News Weekly, April 10, 2004
Australia's conclusion of negotiations with the United States of a so-called free trade agreement (FTA) raises many important issues. The first, and overwhelmingly the most important, issue is whether the agreement serves, or goes against, the national interest.

In a serious negotiation with a major economic power, it is unrealistic to hope that we can gain more than we give. But at the very least, our negotiators, and the government on whose behalf they negotiate, should aim to achieve some kind of a balanced outcome. Balance is a question of what one side is prepared to give in order to get what it wants.

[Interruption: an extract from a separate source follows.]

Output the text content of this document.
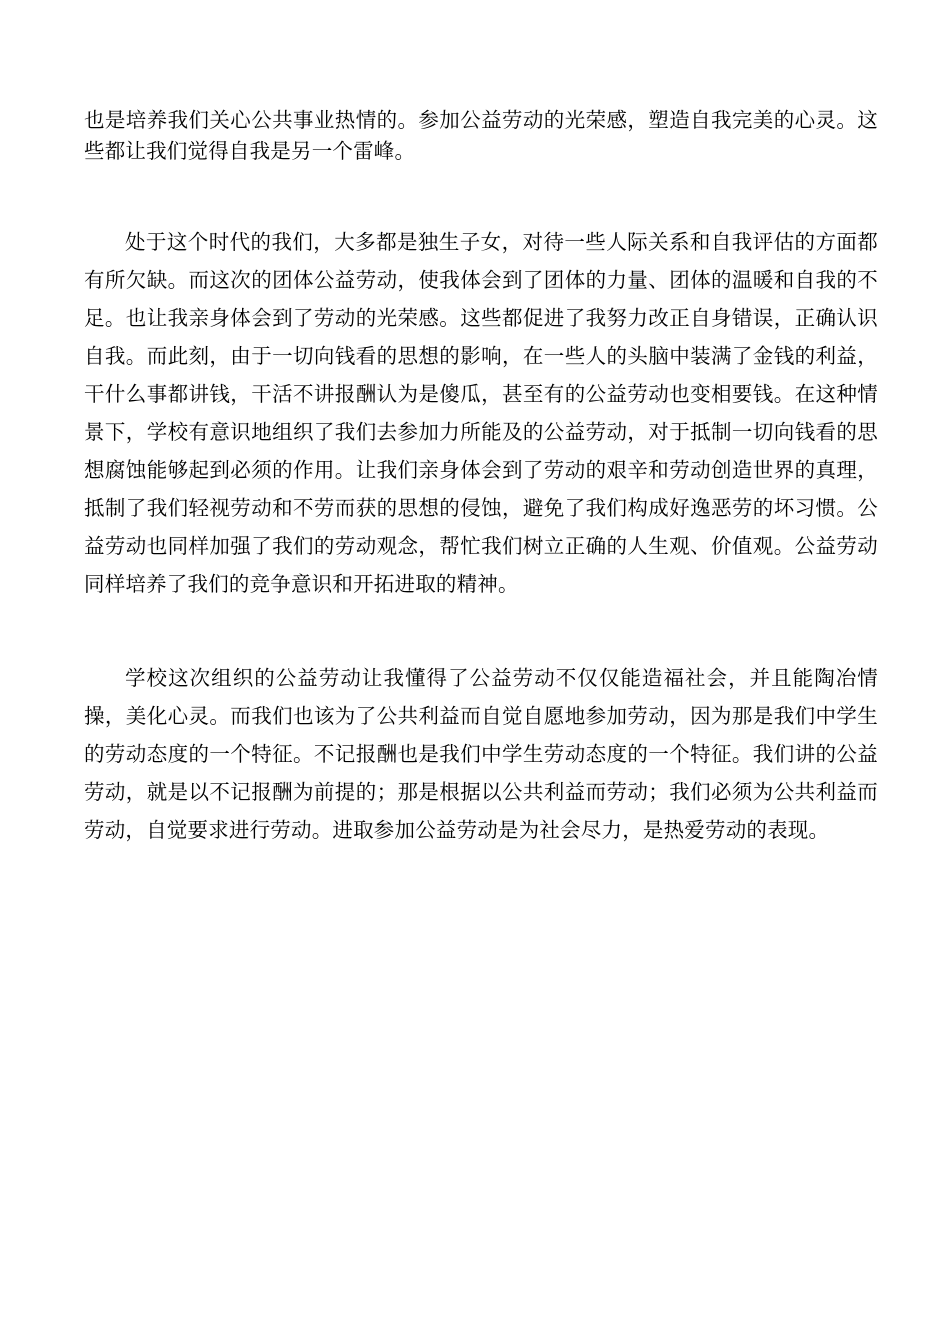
也是培养我们关心公共事业热情的。参加公益劳动的光荣感，塑造自我完美的心灵。这些都让我们觉得自我是另一个雷峰。

处于这个时代的我们，大多都是独生子女，对待一些人际关系和自我评估的方面都有所欠缺。而这次的团体公益劳动，使我体会到了团体的力量、团体的温暖和自我的不足。也让我亲身体会到了劳动的光荣感。这些都促进了我努力改正自身错误，正确认识自我。而此刻，由于一切向钱看的思想的影响，在一些人的头脑中装满了金钱的利益，干什么事都讲钱，干活不讲报酬认为是傻瓜，甚至有的公益劳动也变相要钱。在这种情景下，学校有意识地组织了我们去参加力所能及的公益劳动，对于抵制一切向钱看的思想腐蚀能够起到必须的作用。让我们亲身体会到了劳动的艰辛和劳动创造世界的真理，抵制了我们轻视劳动和不劳而获的思想的侵蚀，避免了我们构成好逸恶劳的坏习惯。公益劳动也同样加强了我们的劳动观念，帮忙我们树立正确的人生观、价值观。公益劳动同样培养了我们的竞争意识和开拓进取的精神。

学校这次组织的公益劳动让我懂得了公益劳动不仅仅能造福社会，并且能陶冶情操，美化心灵。而我们也该为了公共利益而自觉自愿地参加劳动，因为那是我们中学生的劳动态度的一个特征。不记报酬也是我们中学生劳动态度的一个特征。我们讲的公益劳动，就是以不记报酬为前提的；那是根据以公共利益而劳动；我们必须为公共利益而劳动，自觉要求进行劳动。进取参加公益劳动是为社会尽力，是热爱劳动的表现。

If the negotiations proceed on this basis, then we can be reasonably assured that the outcome, overall, will be balanced and fair to both sides.

As it happens, any reasonable examination of what we have agreed with the US certainly does not seem at all balanced - nor does it seem fair to both sides. Most of the items on the US wish list we appear to have granted. Despite this, the US seems to have resisted most of our demands. The fact that the government has all but conceded this, has not stopped it from insisting that the agreement is good for Australia.

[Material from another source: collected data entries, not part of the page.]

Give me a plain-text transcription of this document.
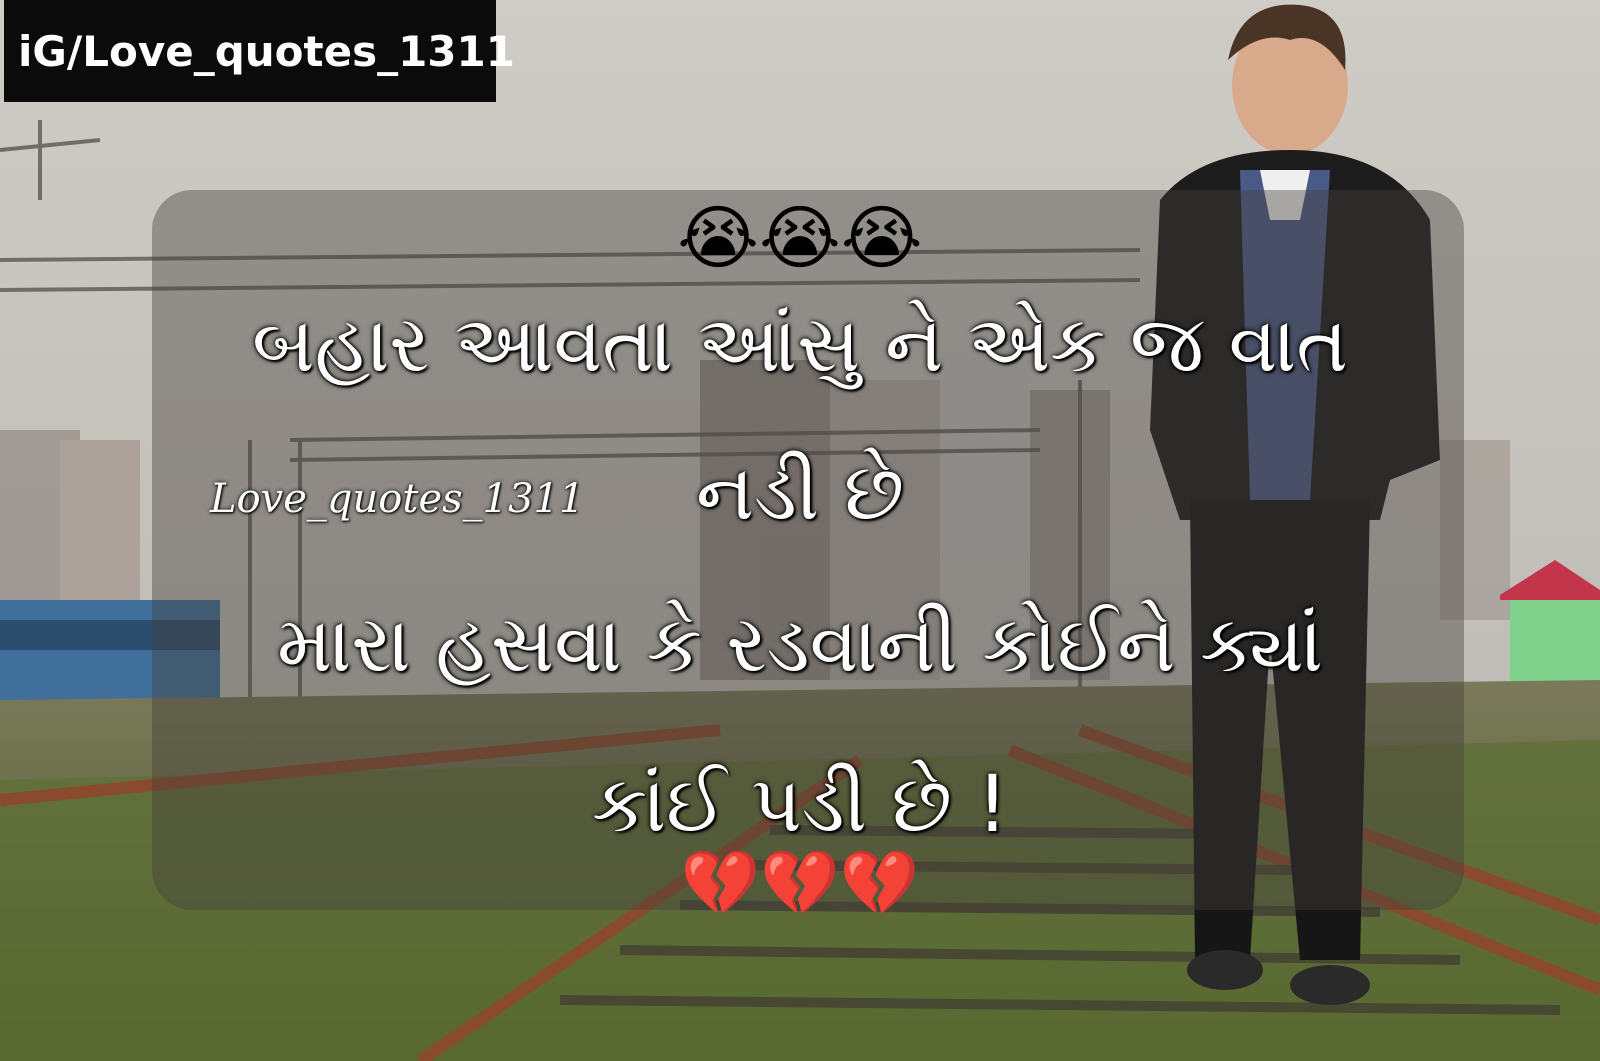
iG/Love_quotes_1311
😭😭😭
બહાર આવતા આંસુ ને એક જ વાત
નડી છે
મારા હસવા કે રડવાની કોઈને ક્યાં
કાંઈ પડી છે !
Love_quotes_1311
💔💔💔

Of course, the last word has not yet been said on the document. To the extent that legislation is required to give effect to the FTA it will require the approval of the Senate. And a Committee has been set up under the Chairmanship of Senator Cook to consider the FTA. On the face of it, the document is so obviously and so much in the favour of the other side it hardly seems possible that the Senate Committee can come out in support of it. Yet we can by no means be certain of that outcome.

The Chairman of the Senate Committee is a former Minister for Trade in the previous Labor Government. And that, in itself, is a cause for concern. It might mean that his influence on the Committee will cause the document to be considered, less for what it is, than for what it might seem to be through the eyes of a Trade Minister.

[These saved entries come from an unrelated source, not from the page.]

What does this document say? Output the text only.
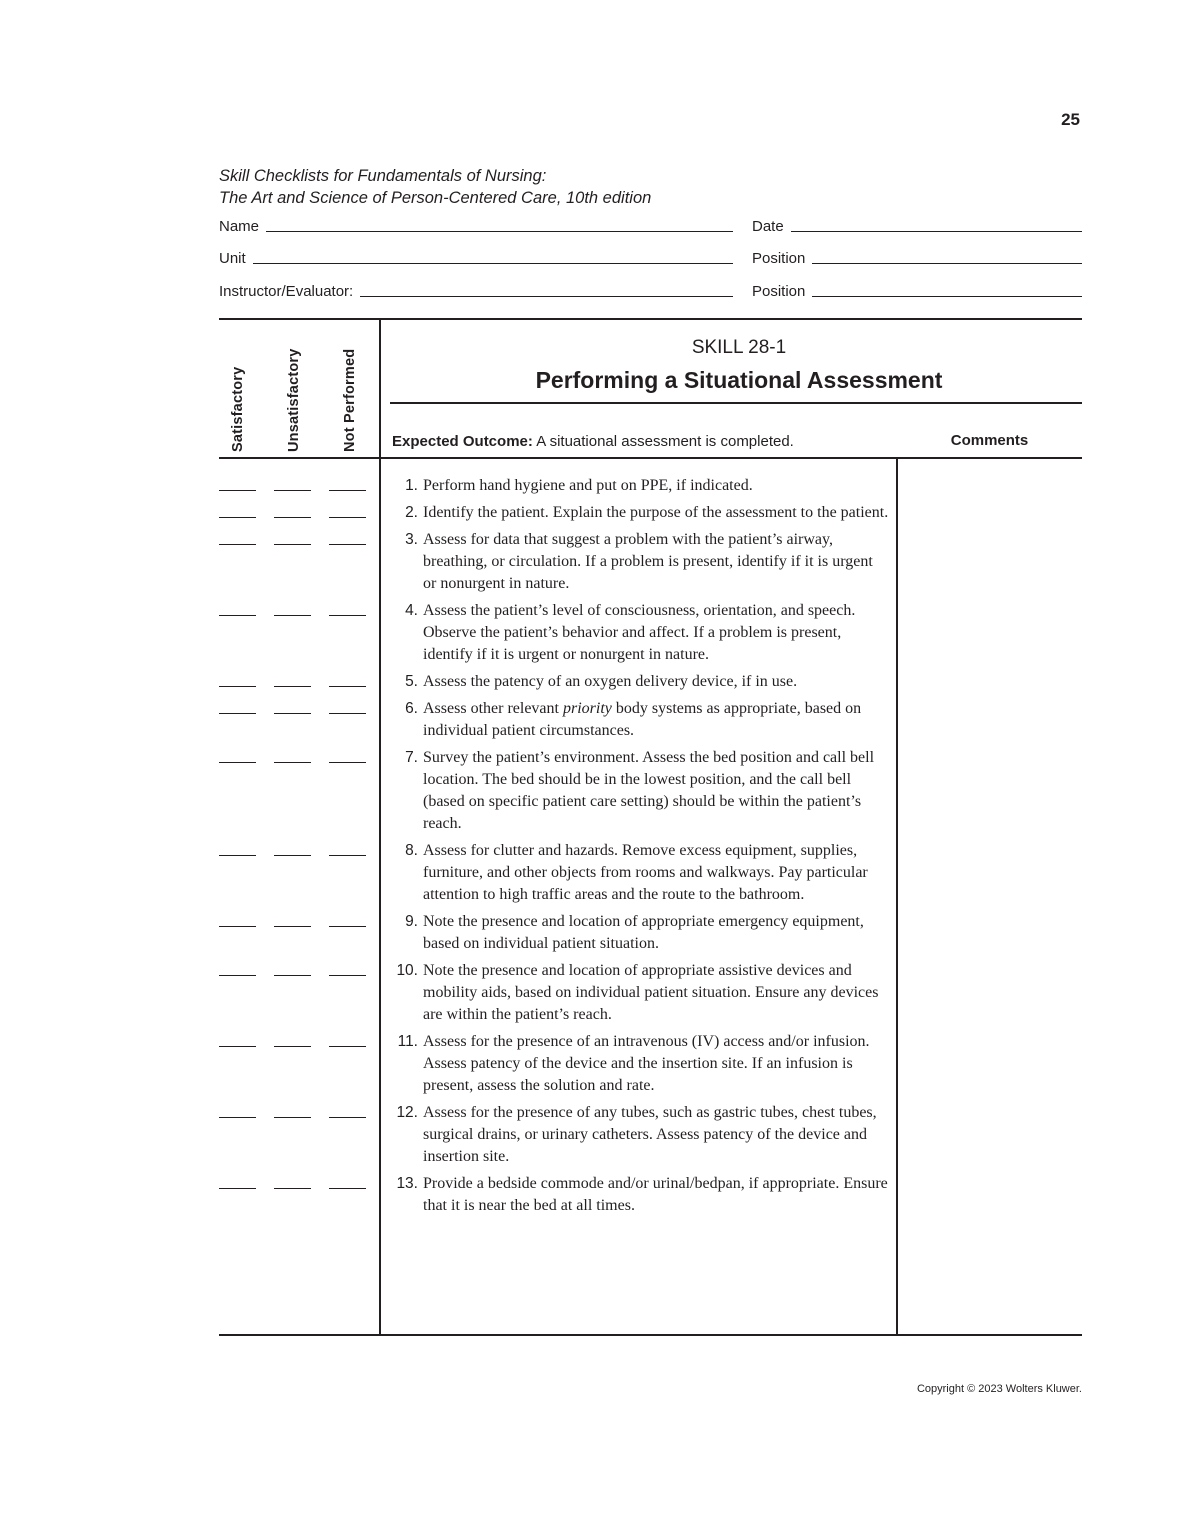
25
Skill Checklists for Fundamentals of Nursing:
The Art and Science of Person-Centered Care, 10th edition
Name	Date
Unit	Position
Instructor/Evaluator:	Position
Satisfactory	Unsatisfactory	Not Performed
SKILL 28-1
Performing a Situational Assessment
Expected Outcome: A situational assessment is completed.	Comments
1. Perform hand hygiene and put on PPE, if indicated.
2. Identify the patient. Explain the purpose of the assessment to the patient.
3. Assess for data that suggest a problem with the patient’s airway, breathing, or circulation. If a problem is present, identify if it is urgent or nonurgent in nature.
4. Assess the patient’s level of consciousness, orientation, and speech. Observe the patient’s behavior and affect. If a problem is present, identify if it is urgent or nonurgent in nature.
5. Assess the patency of an oxygen delivery device, if in use.
6. Assess other relevant priority body systems as appropriate, based on individual patient circumstances.
7. Survey the patient’s environment. Assess the bed position and call bell location. The bed should be in the lowest position, and the call bell (based on specific patient care setting) should be within the patient’s reach.
8. Assess for clutter and hazards. Remove excess equipment, supplies, furniture, and other objects from rooms and walkways. Pay particular attention to high traffic areas and the route to the bathroom.
9. Note the presence and location of appropriate emergency equipment, based on individual patient situation.
10. Note the presence and location of appropriate assistive devices and mobility aids, based on individual patient situation. Ensure any devices are within the patient’s reach.
11. Assess for the presence of an intravenous (IV) access and/or infusion. Assess patency of the device and the insertion site. If an infusion is present, assess the solution and rate.
12. Assess for the presence of any tubes, such as gastric tubes, chest tubes, surgical drains, or urinary catheters. Assess patency of the device and insertion site.
13. Provide a bedside commode and/or urinal/bedpan, if appropriate. Ensure that it is near the bed at all times.
Copyright © 2023 Wolters Kluwer.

Why the concern? Because as a Trade Minister, Senator Cook demonstrated a greater devotion to the virtues of free trade as an ideology than has ever been the case with Minister Vaile. Would he, for example have been any less willing to accept the idea of giving the US duty-free access to the Australian market for all its agricultural exports, without anything remotely comparable in return?

Had Senator Cook been at the negotiating table rather than Mr Vaile, we can expect that he would now be out there selling its virtues as if his life depended on it.

Certainly, he would want us all to look at it from the point of view of his own deep-seated commitment to the virtues of the peculiar form of free trade ideology which seems to have infected both sides of Australian politics.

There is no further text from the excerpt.